Of course I want to do it my own way. My early works Crisis in the Credit System and Popular Unrest have endings and narrative arcs. With the Common Sense I tried to explode certain narrative conventions. It is a non-linear narrative in networked structures, that goes off into two different directions, which both wrap up, but don’t end. They continue on after we have watched them. I ended up realizing that the episodic TV format, even in the visual art form, where it becomes spatial in the installation, allows you to push into different possibilities of story.
Do you have a favorite TV show?
What really inspired me for my first episodic narrative a long time ago I was looking The Wire.
A story in and about Baltimore, which has often been described as systemic.

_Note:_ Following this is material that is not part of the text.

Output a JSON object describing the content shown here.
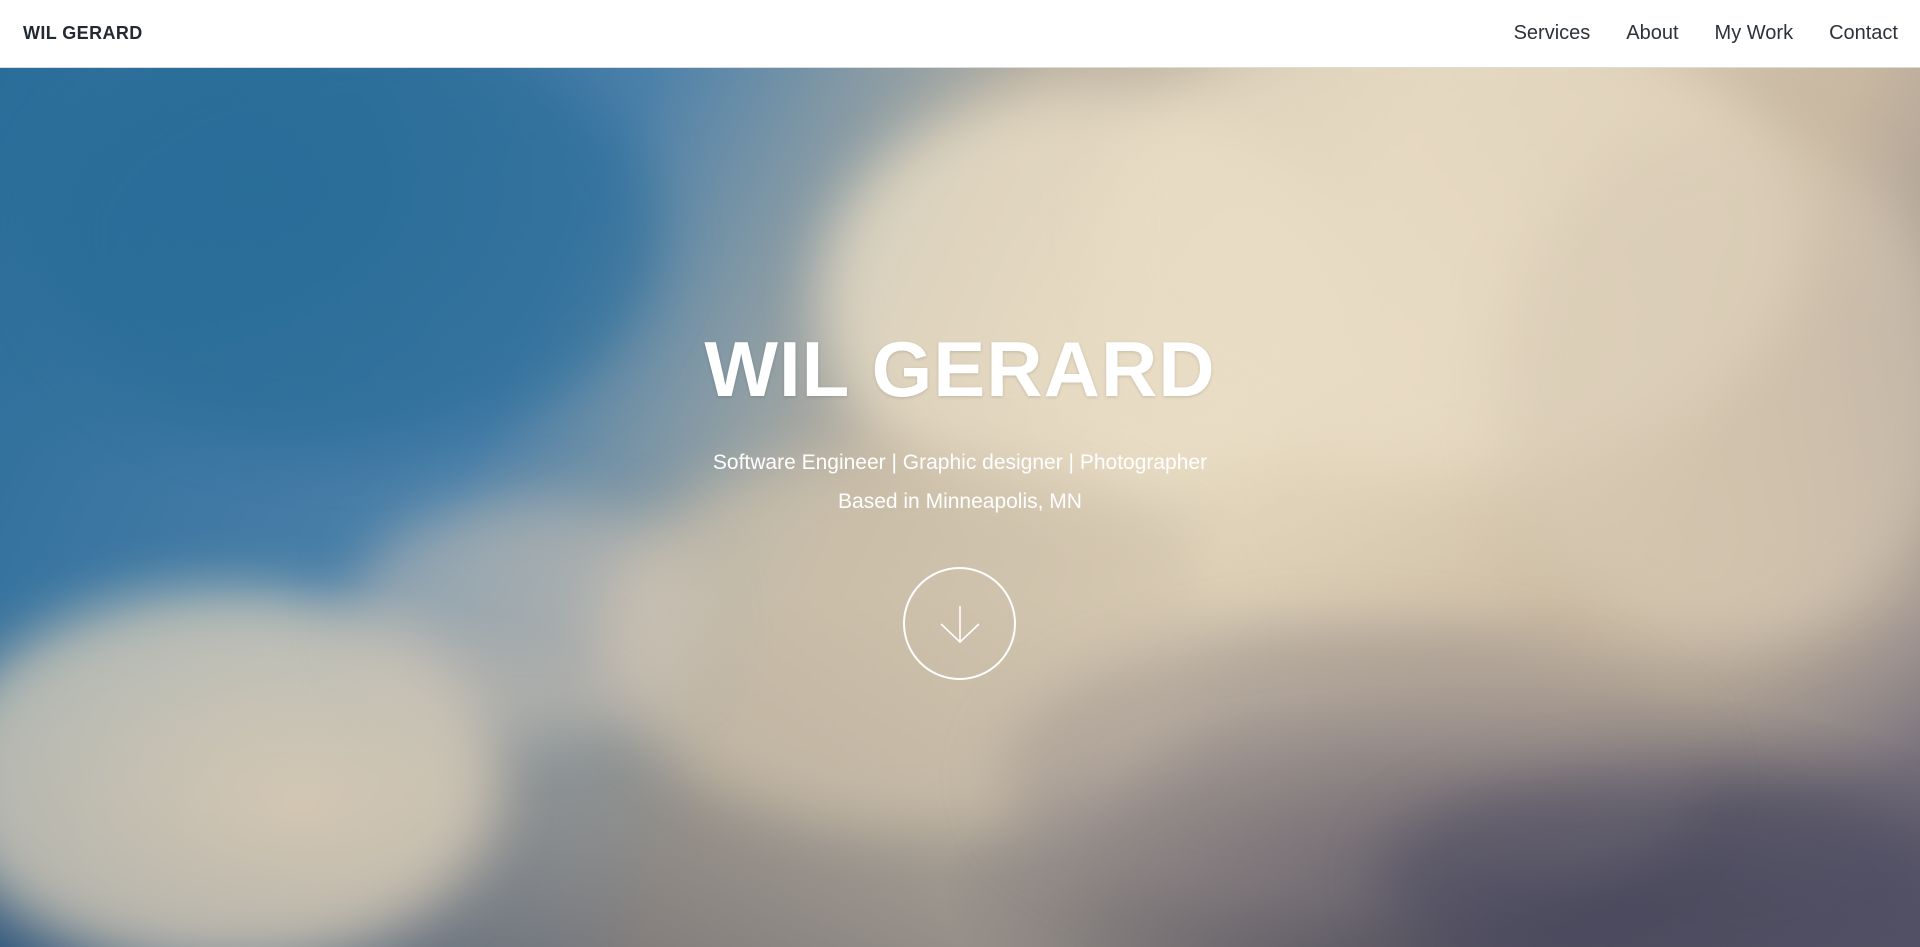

Such an economic or social fabric like a big city requires a type of story that is not just focused on emotional personal narratives. Recently I have been watching Better Call Saul. There are scenes like that: One shot holding on everything happening in the interior of an immigration center near the US – Mexico border, the checking of cars and all the goods moving through. There is a shift between characters and larger social pictures. That is really great TV.
One can imagine a show like The Wire about the iPhone as well. It would be a truly global story. But conventional, on the other hand.
Exactly. Lots of artists made these documentaries. When I made Popular Unrest I wasn’t interested to make a film about instances of production or circulation within the capitalist economy, but to make a story that can summarise and point toward a larger view of capital’s shapes in the light of post crisis conditions.
If we consider the iPhone as a brain in itself, it needs its own neuroscience.
What we were saying about tools, becomes important here again. In unlocking elements of what is changing socially, we need a discussion that synthesizes many aspects of the whole picture as opposed to just following a chain of production or distribution, which would be just too embedded.